Scaramella, described in media reports as an academic who has long maneuvered in and out of the European clandestine information community, is also linked to an investigation of Italian Prime Minister Romano Prodi, long thought to have had ties to the former Soviet espionage apparatus.

Prodi, an arch rival of former Prime Minister Silvio Berlusconi, once was the target of an investigation into KGB infiltration of the Italian government, an inquiry sparked by information found on scraps of paper supplied by the KGB's archivist when he defected to the British.

That information revealed how the KGB had successfully recruited 261 leading Italian politicians and journalists.

Curiously, Scaramella reportedly was meeting with Litvinenko at a London sushi restaurant to tell the former KGB agent that his name was on an assassination list that he'd uncovered.

Prodi's political opponents, meanwhile, have launched several investigations into his financial and political dealings.

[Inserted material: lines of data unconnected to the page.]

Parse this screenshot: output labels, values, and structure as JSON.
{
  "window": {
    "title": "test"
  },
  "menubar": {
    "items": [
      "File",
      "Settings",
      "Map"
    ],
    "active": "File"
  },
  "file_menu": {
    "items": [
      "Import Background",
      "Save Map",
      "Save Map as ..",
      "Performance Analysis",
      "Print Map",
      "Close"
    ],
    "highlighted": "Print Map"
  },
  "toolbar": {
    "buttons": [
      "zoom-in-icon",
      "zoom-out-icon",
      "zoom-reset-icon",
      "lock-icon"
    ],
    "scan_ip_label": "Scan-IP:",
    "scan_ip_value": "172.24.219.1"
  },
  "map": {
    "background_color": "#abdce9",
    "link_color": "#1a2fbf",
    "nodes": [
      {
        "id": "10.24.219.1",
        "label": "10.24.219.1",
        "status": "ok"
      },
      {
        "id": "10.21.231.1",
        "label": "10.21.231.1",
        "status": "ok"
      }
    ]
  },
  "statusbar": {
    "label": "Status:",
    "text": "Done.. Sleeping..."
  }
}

One investigation probed the former economics professor's research company, which accepted millions of dollars worth of government contracts, and shared a Moscow office with the KGB.

Suspicions about Prodi date back to 1978, when tipped off police to the exact whereabouts of kidnapped Italian Prime Minister Aldo Moro. Police eventually bungled the rescue operation, and Moro was murdered by his Red Brigade kidnappers.

Prodi later offered remarkable testimony to investigators, claiming he learned of the location during a Ouija Board seance.